Un éclat de tonnerre a transpercé mon ciel
Une chape de plomb s’est abattue sur moi,
Je suis dans la tourmente, mon cœur est en plein fiel,
Je sombre à tout jamais, mon cœur est plein d’effroi.
Qu’est-il donc arrivé que je n’ai vu venir ?
J’étais pourtant parti par un ciel serein.
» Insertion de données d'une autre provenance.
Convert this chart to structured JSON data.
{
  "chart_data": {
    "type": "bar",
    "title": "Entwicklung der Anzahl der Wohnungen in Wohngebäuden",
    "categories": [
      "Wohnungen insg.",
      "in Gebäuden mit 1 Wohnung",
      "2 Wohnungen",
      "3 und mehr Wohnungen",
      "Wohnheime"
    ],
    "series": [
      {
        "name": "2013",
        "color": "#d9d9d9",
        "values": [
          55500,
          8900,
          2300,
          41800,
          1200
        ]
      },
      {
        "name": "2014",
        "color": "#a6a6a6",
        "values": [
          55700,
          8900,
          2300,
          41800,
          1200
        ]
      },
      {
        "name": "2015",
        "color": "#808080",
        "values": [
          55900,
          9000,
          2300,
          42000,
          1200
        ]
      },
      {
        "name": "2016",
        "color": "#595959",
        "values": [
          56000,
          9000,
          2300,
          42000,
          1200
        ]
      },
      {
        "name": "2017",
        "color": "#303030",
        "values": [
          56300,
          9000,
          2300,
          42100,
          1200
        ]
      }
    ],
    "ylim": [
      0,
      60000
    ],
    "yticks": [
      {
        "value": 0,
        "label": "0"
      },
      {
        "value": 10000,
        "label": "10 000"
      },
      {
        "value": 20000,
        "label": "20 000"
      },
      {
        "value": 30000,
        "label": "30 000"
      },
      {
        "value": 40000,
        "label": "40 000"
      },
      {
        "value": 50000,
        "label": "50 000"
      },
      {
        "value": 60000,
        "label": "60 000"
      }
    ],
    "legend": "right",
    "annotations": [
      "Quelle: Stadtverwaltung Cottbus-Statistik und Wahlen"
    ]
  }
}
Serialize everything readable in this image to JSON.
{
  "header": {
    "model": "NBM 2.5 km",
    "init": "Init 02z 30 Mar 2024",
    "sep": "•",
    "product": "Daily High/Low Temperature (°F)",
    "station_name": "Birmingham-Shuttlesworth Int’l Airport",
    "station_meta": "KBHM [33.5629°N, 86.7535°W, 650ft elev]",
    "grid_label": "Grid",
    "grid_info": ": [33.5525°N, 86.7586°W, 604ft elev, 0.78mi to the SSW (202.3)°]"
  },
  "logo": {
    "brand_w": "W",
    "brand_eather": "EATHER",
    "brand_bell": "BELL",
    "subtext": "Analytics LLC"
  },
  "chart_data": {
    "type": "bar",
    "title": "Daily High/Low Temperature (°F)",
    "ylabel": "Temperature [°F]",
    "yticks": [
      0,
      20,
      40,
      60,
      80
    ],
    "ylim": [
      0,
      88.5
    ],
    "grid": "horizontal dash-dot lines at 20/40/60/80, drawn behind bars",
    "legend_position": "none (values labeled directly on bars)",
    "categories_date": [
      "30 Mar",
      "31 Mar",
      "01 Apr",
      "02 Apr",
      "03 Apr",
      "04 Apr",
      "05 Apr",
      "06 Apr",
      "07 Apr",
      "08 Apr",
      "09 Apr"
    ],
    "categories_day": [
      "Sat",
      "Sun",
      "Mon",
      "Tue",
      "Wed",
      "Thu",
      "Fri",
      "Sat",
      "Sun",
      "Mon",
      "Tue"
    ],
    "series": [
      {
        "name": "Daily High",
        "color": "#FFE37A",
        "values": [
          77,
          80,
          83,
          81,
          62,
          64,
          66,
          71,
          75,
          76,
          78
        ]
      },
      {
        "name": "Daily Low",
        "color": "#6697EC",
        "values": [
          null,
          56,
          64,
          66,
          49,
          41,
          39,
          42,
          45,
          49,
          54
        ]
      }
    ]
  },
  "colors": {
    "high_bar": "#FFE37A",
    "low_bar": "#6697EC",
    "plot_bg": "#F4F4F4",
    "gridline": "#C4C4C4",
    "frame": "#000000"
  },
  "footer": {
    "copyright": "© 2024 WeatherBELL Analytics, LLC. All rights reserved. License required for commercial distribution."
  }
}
Seuls, de mauvais augures, voulant m’anéantir,
Ont pu subitement contrarier mon destin.
Pourrais-tu m’expliquer l’alchimie amoureuse,
Qui dépasse désormais mon simple entendement,
Ces élans invincibles, ces forces mystérieuses,
Qui unissent les êtres irrésistiblement ?
Pourquoi n’ai-je pas pu t’insuffler dans le cœur
Une infime partie de ma folle passion,
Pourquoi n’ai-je pas su suffire à ton bonheur
T’ensorceler toujours, être ton pygmalion?
À quel homme comptes-tu accorder tes faveurs?
Quel amant chimérique faut-il être pour t’aimer?
Le temps me fait défaut, mon âge est ma douleur,
Je ne suis plus certain de pouvoir t’espérer.
Et que te dire de plus que n’aie-je déjà écrit
Qu’aucun de tes amants n’aurait osé te dire,
Qu’aucun homme avant moi, par ses pleurs, par ses cris,
N’aurait de sa pudeur voulu se dévêtir ?
Je me suis dépouillé, devant toi, misérable,
J’ai arraché ma peau, découvert mes entrailles,
J’ai tout abandonné, à tes pieds, vulnérable,
Cela n’a pas suffi à vaincre tes murailles.
Si c’est grande folie de t’aimer de la sorte,
Et qu’aimer doive toujours rimer qu’avec raison
Alors que l’on m’enferme avec mes amours mortes,
À ces chaînes dorées, je préfère ma prison.